Mitch’s strong hand clasps my shoulder. “I’m sorry, Blake. This is a homicide. We can’t let you leave until we have full statements.”

Patrick eyes my leg. “You’re injured. Let me check it out.”

“He shot me, but it’s fine. It’s Ellie I’m worried about.”

“Sit down, Montana. I’m evaluating you while the others get her loaded in the rig.” He leans down and looks right into my eyes. “Blake, I need to check your leg. Listen, I believe she’s going to be okay. There’s damage, but she can recover. There’s protocol we have to follow.” He nods at the officers. “If you try to leave, they’ll restrain you. The sooner you cooperate the sooner you can go to her.”

It takes everything I have not to plow him over and run to Ellie as her limp body is rolled into the hallway.

“Fuck!” I yell, then stomp into the kitchen, sitting on a chair as I stare at the coffee dripping off the table.He burned her fucking hands. If he weren’t already dead, I’d kill him.

“Back up folks,” I hear Mitch say in the other room. “It’s over. Go back to your apartments.”

Patrick cuts my jeans from knee to thigh. I brace myself to see a bullet hole, hoping I don’t need to have surgery that will keep me from Ellie.

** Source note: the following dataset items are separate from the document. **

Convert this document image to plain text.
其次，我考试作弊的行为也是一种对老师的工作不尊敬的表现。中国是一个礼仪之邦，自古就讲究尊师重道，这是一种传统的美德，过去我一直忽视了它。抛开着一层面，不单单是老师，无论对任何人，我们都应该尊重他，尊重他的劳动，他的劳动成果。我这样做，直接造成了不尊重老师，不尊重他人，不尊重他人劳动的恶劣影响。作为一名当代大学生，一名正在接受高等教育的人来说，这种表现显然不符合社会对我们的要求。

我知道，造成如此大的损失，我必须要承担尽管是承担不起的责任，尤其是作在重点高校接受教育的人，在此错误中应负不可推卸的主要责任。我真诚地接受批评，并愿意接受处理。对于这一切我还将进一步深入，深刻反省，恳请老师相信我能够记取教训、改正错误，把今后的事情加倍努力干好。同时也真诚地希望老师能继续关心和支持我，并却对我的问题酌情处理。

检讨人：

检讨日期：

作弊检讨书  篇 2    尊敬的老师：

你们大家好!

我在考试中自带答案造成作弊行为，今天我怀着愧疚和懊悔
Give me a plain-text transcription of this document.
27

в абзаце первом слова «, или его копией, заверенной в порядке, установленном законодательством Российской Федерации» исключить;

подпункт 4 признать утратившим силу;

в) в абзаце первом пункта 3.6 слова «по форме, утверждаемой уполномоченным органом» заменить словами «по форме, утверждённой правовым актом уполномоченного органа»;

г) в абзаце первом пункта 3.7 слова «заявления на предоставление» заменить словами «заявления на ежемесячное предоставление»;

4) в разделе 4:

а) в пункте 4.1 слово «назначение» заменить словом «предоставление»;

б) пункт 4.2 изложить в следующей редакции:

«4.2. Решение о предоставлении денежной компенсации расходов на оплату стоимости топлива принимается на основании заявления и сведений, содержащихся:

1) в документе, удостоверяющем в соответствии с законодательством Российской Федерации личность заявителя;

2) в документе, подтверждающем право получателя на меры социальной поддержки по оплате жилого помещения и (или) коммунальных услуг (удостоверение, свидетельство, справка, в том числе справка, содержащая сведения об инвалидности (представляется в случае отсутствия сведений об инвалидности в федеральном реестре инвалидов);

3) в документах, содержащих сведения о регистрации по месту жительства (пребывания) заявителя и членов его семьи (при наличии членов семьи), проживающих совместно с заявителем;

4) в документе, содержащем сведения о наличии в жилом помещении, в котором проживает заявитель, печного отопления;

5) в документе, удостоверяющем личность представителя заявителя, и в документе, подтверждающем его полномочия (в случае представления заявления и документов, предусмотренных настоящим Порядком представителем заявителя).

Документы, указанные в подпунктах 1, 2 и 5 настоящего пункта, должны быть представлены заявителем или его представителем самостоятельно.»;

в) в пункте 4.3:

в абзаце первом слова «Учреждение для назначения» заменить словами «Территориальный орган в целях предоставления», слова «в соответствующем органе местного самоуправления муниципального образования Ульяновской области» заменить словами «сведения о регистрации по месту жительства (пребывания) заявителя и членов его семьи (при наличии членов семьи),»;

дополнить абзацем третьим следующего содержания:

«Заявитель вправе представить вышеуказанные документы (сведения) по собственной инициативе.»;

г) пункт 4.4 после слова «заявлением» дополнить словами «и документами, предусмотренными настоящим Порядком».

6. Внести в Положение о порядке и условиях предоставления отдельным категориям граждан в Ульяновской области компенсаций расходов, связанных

“It’s a flesh wound,” he says, rolling a swab of iodine over it then securing a bandage. “You were lucky. Had it been a few inches over, it may have hit an artery. You’d be as dead as that asshole in the other room.”

Mitch interviews Tara in the second bedroom, presumably to get her away from the dead body. I can’t hear them. He does it quietly, as does Henry, the officer who’s grilling me. I suppose they want to make sure our stories match up.